The End

I’ve finally finished something. After going an entire year last year without finishing anything (over 5000 words, anyway) it really does feel good to be able to say that.

I’ve been working on a novella; a space opera with a “Scarlet Pimpernel” flavor. I initially wanted it to be a novel, but decided that it would make an odd novel the way I’d plotted it, so why not take the first chunk and write it separately? There’s nothing wrong with novellas, after all. Some of my favorite Brandon Sanderson works are novellas.

So still-unnamed-Scarlet-Pimpernel-Space-Opera project came in just under 38,000 words, half-way to a short novel. And it was fun! Oh, sure, it needs some work. A lot of work. But I finished it, and it was fun! I didn’t really plot it out, either, so it proved to be full of surprises.

Like the ending. I had been imagining something a little more concrete, a little more “and this is how they came to work together”. But as I was writing today at lunch I hit a point that just seemed the more honest place to leave it. This turned out not to be the “origins” story I had originally envisioned, but focused more on the arc of the narrator. Fulfilling that arc seemed the right note to end on.

So what next? I don’t know. This one goes in the “trunk” for a little while, at least, until it’s unfamiliar enough to come back for an editorial pass. My Futurescapes Writers Workshop is coming up in exactly two weeks. I need to select the excerpt I intend to workshop so I can get copies made for everyone involved.

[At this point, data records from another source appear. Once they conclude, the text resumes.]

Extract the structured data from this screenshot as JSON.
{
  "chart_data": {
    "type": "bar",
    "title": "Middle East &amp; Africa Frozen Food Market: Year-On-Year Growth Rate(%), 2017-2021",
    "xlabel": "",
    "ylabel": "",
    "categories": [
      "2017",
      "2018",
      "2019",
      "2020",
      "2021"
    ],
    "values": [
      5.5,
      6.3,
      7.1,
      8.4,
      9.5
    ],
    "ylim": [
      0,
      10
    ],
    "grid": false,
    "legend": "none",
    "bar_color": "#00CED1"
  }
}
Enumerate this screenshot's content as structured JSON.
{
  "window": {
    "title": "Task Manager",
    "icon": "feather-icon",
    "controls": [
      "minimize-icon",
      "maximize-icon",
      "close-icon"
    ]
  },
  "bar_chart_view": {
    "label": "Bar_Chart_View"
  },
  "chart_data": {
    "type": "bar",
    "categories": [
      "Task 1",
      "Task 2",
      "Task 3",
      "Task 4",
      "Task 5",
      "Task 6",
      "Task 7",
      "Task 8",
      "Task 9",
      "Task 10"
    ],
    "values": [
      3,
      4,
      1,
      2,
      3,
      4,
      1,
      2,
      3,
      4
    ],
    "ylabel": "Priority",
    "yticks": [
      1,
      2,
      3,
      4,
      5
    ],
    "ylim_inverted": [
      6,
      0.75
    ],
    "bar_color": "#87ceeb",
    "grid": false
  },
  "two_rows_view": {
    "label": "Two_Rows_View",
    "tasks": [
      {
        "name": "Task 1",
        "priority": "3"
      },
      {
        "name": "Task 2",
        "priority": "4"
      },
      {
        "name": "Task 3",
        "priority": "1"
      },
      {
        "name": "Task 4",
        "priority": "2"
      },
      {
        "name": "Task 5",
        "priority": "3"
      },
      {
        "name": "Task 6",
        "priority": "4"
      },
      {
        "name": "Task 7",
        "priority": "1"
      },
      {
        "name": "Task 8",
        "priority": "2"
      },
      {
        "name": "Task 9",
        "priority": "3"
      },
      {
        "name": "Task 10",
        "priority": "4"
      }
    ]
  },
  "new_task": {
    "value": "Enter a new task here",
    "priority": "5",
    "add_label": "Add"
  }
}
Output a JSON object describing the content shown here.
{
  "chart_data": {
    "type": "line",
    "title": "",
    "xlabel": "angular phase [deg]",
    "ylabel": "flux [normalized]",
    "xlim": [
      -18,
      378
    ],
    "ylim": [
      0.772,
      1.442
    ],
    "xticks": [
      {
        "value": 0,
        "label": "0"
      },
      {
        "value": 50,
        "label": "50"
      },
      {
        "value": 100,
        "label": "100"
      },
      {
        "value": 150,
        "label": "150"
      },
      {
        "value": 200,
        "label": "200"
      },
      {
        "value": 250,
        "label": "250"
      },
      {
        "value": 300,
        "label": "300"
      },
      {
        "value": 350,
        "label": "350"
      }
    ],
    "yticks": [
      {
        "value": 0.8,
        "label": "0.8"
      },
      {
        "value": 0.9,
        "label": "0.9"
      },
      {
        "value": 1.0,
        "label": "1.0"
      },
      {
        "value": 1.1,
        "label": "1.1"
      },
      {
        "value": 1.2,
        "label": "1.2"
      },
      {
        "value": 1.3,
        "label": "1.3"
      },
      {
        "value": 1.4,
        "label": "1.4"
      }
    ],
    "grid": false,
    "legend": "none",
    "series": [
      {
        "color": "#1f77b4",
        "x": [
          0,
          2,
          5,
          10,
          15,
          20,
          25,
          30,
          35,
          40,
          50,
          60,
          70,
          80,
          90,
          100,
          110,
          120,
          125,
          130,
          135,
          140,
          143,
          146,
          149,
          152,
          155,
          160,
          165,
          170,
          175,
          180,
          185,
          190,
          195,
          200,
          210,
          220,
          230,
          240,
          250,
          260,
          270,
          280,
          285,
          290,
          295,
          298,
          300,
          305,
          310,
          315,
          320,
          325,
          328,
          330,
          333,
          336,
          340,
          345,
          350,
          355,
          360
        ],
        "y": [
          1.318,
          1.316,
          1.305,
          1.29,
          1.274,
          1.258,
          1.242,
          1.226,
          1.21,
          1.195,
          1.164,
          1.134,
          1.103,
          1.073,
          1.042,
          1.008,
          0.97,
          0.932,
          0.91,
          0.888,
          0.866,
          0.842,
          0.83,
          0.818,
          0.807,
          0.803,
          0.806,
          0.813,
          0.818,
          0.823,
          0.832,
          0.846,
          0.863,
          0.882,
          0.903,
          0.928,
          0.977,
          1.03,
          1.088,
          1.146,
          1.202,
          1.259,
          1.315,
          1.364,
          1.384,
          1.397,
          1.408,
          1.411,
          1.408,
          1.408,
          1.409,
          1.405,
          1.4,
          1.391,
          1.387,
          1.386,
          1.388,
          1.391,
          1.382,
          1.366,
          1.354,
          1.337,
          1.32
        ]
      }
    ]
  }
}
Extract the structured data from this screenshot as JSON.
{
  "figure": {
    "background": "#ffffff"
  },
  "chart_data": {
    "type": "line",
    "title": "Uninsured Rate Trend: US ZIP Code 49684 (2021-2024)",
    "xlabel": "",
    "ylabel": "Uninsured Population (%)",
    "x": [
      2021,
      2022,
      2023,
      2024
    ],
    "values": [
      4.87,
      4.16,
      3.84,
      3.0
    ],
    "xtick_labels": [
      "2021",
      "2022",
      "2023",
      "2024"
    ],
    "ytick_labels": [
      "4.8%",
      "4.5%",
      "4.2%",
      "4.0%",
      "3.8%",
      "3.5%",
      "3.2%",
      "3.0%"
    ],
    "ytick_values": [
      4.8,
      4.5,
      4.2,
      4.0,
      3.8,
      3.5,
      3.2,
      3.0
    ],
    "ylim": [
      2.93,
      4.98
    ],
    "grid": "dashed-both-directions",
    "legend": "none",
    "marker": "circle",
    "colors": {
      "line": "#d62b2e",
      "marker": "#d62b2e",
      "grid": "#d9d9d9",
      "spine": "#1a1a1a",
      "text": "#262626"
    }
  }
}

But after that I’m not sure. I don’t currently have any stories scratching to be let out. I have a couple of manuscripts I wouldn’t mind working over some more. I have also realized lately that the project I worked on in vain all last year was doomed from the start simply because I’d boxed myself into a storyline that didn’t really work. And I’m beginning to learn that I’m not very patient with my own writing. I want things to move forward far more quickly than they need to sometimes. Other writers get away with several paragraphs of description all the time, but I somehow think I’m being too wordy if I take my eyes off the goal for that long.

This has to change. So perhaps I need to do with that project what I did with this one: identify the pieces in play, and then just write and see where it really goes. I don’t think my problem is that I wasn’t capable of writing that story, I just think I forgot to tell the story I wanted to read. I didn’t enjoy it, and so it became work. I’ve already got a job. Writing needn’t become a chore, too.

Anyway, I don’t know what’s next, frankly. And that doesn’t bother me, at least for the moment. I finished a novella. I intend to take a little time to appreciate that fact.